„Ist dies schon Wahnsinn, so hat es doch Methode“ (Shakespeare, »Hamlet« II, 2).

Es ist ein wunderschöner Frühlingsmorgen, als ich das Gebäude des OLG Jena betrete.
Vor der Sicherheitsschleuse grinst der Gerichtsmitarbeiter mich breit an, als ich ihm meinen Anwaltsausweis zeige:
„Aha, Sie sind ein Anwaltender!“
Ääääh…. Pardon?
„Ja, wir gehen doch jetzt mit der Zeit, also verwenden wir jetzt hier ganz offiziell geschlechtsneutrale Begriffe.“
Ich brauche einen Moment, um zu begreifen. Wahrscheinlich war der – natürlich grüne – Justizminister gestern zu Besuch und hat das hohe Lied von der Modernisierung der Justiz gesungen. Zum Beispiel, dass es nur noch zwei, drei Jahre dauert, bis das Gericht „voll digital“ sei. Bis dahin schickt die Anwaltschaft ihre Schriftsätze über ihr extra für viel Geld (der Anwälte natürlich) eingerichtetes „besonderes Anwaltspostfach“ („beA“) an das Gericht, wo dann die tatkräftigen Mitarbeiter alles ausdrucken und dem Richter vorlegen, der dann verfügt, dass die Sendung per Post (!) an den anderen Anwalt geschickt werde.
DAS ist mit Modernisierung der Justiz natürlich NICHT gemeint. Aber gewiss hat der Herr Minister seine Mitarbeitenden darauf hingewiesen, dass jede/r (m.w.d) ab sofort einen einklagbaren Anspruch darauf hat, mit seinem tatsächlichen Geschlecht bezeichnet zu werden. Davon gibt es mittlerweile 60
Oder 72
(https://de.wikipedia.org/wiki/Nichtbin%C3%A4re_Geschlechtsidentit%C3%A4t).
Oder unendlich viele
Und wer die nicht spontan alle aufzählen kann, hat gefälligst eben eine neutrale Formulierung wählen.

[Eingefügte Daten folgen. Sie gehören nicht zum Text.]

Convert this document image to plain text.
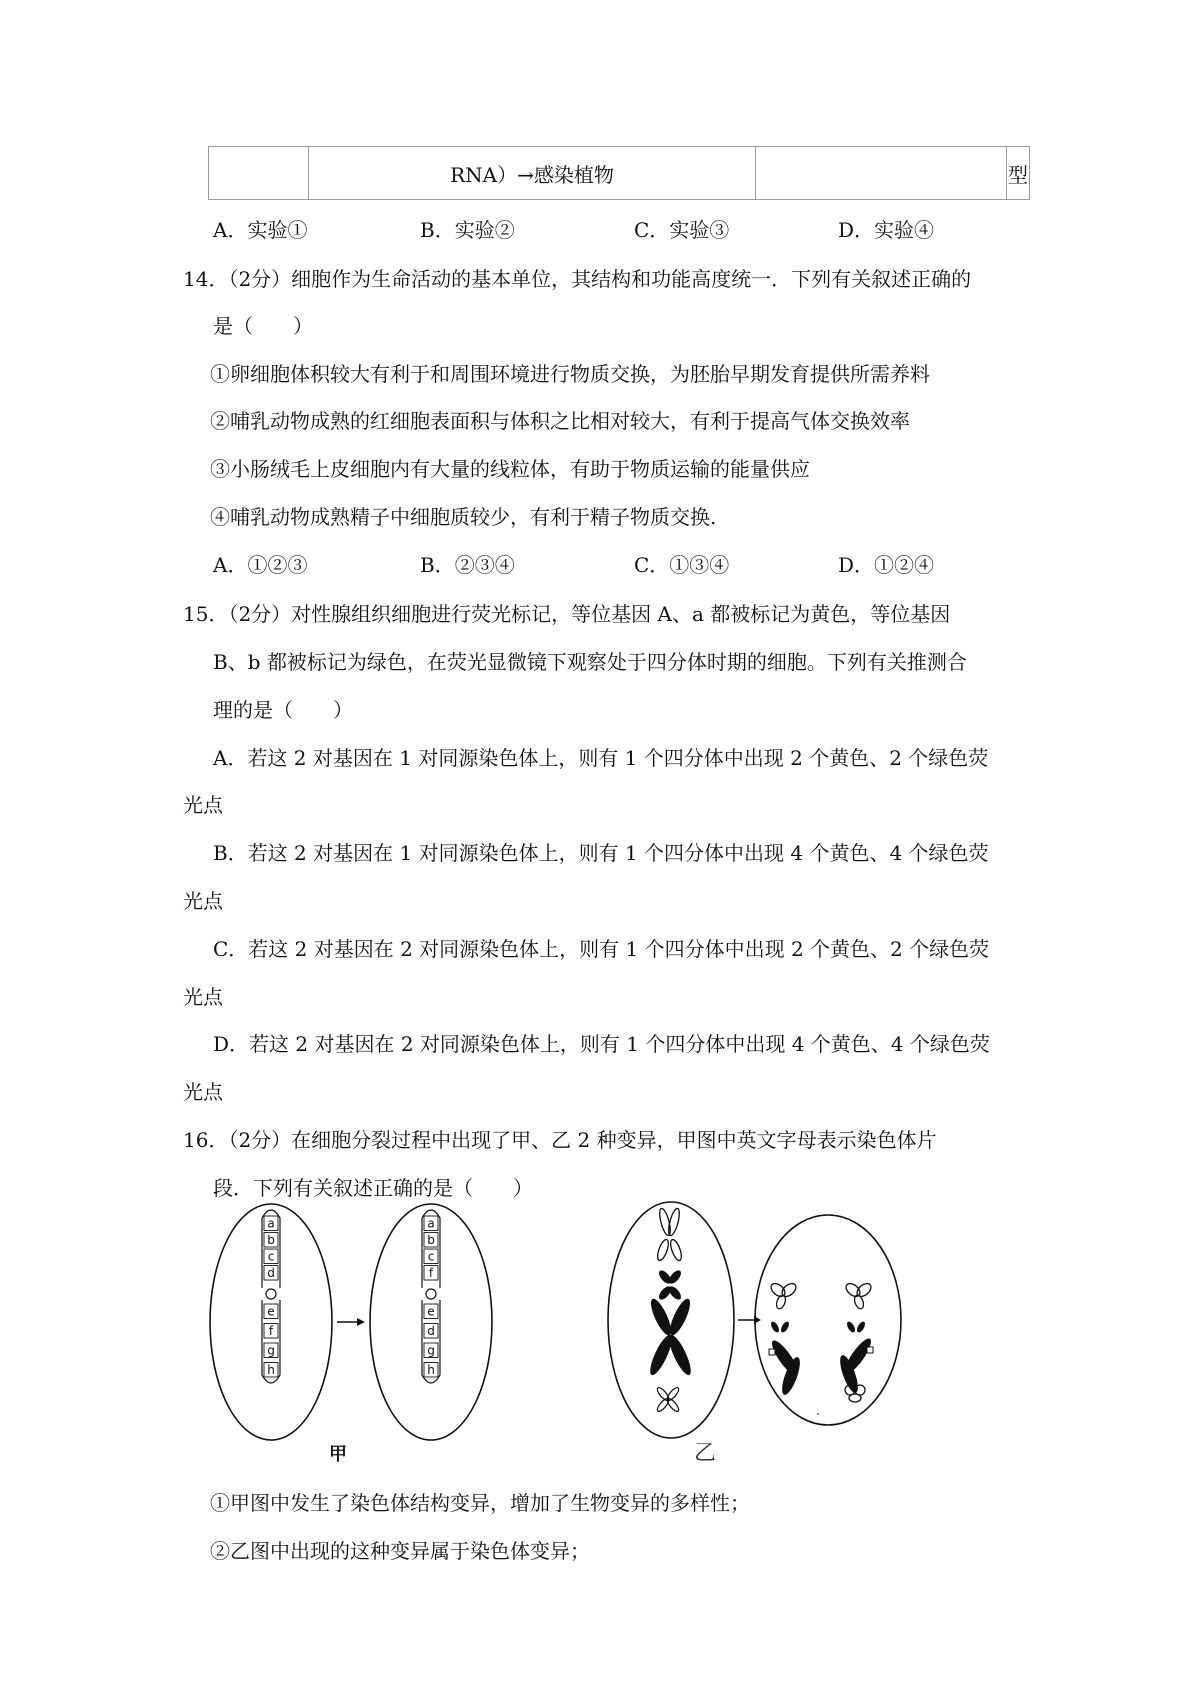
	RNA）→感染植物		型
A．实验①	B．实验②	C．实验③	D．实验④
14．（2分）细胞作为生命活动的基本单位，其结构和功能高度统一．下列有关叙述正确的
是（　　）
①卵细胞体积较大有利于和周围环境进行物质交换，为胚胎早期发育提供所需养料
②哺乳动物成熟的红细胞表面积与体积之比相对较大，有利于提高气体交换效率
③小肠绒毛上皮细胞内有大量的线粒体，有助于物质运输的能量供应
④哺乳动物成熟精子中细胞质较少，有利于精子物质交换.
A．①②③	B．②③④	C．①③④	D．①②④
15．（2分）对性腺组织细胞进行荧光标记，等位基因 A、a 都被标记为黄色，等位基因
B、b 都被标记为绿色，在荧光显微镜下观察处于四分体时期的细胞。下列有关推测合
理的是（　　）
A．若这 2 对基因在 1 对同源染色体上，则有 1 个四分体中出现 2 个黄色、2 个绿色荧
光点
B．若这 2 对基因在 1 对同源染色体上，则有 1 个四分体中出现 4 个黄色、4 个绿色荧
光点
C．若这 2 对基因在 2 对同源染色体上，则有 1 个四分体中出现 2 个黄色、2 个绿色荧
光点
D．若这 2 对基因在 2 对同源染色体上，则有 1 个四分体中出现 4 个黄色、4 个绿色荧
光点
16．（2分）在细胞分裂过程中出现了甲、乙 2 种变异，甲图中英文字母表示染色体片
段．下列有关叙述正确的是（　　）
a
b
c
d
e
f
g
h
a
b
c
f
e
d
g
h
甲	乙
①甲图中发生了染色体结构变异，增加了生物变异的多样性；
②乙图中出现的这种变异属于染色体变异；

Und das war die Geburtsstunde des „Anwaltenden“.
Ich mein‘, es ist ja nur fair:
- wir haben Krieg in Europa,
- die Währung bricht ein,
- die Gas- und Benzinpreise explodieren,
- die Lebensmittelpreise gleich mit,
- wir müssen uns auf das große Frieren im Winter einstellen,
- die Krankenhäuser und Pflegestationen pfeifen aus dem letzten Loch,
- Schulen und Straßen marodieren,
- Handwerksbetriebe haben nicht nur kaum Nachwuchs, sondern neuerdings auch ein Riesenproblem, ihr Material, wenn überhaupt, einigermaßen erschwinglich zu beziehen…
… aber dafür
- echauffieren wir uns gerade sehr über „sexistische“ Liedtexte,
- verknacken wir die Deutsche Bahn AG zu Schmerzensgeld, weil sie eine Person (m,w,d), die sich heute einmal als „pangender“ definiert, auf dem Onlineformular zur Bestellung von Tickets nicht auch so anspricht,
- verbieten wir Wissenschaftlern, in Vorträgen in der Uni ihre Meinung kundzutun, es auch künftig ganz gern mit zwei Geschlechtern halten zu wollen,
- und damit es auch jeder versteht, gehen wir stramm auf die 100 Gender-Lehrstühle an deutschen Universitäten zu. Natürlich auf Kosten der Natur- und anderen wichtigen Wissenschaften.
Wenn DAS nicht die wahren Probleme unserer tief in den 50er Jahren stehengebliebenen Gesellschaft sind, was dann?
Anwalt geht mit der Zeit und wird sich als „Der Anwaltende“ künftig an die Spitze des Fortschritts stellen und über die Schöne Neue Welt berichten.
Erbarmungslos, ironisch, aber gnadenlos progressiv!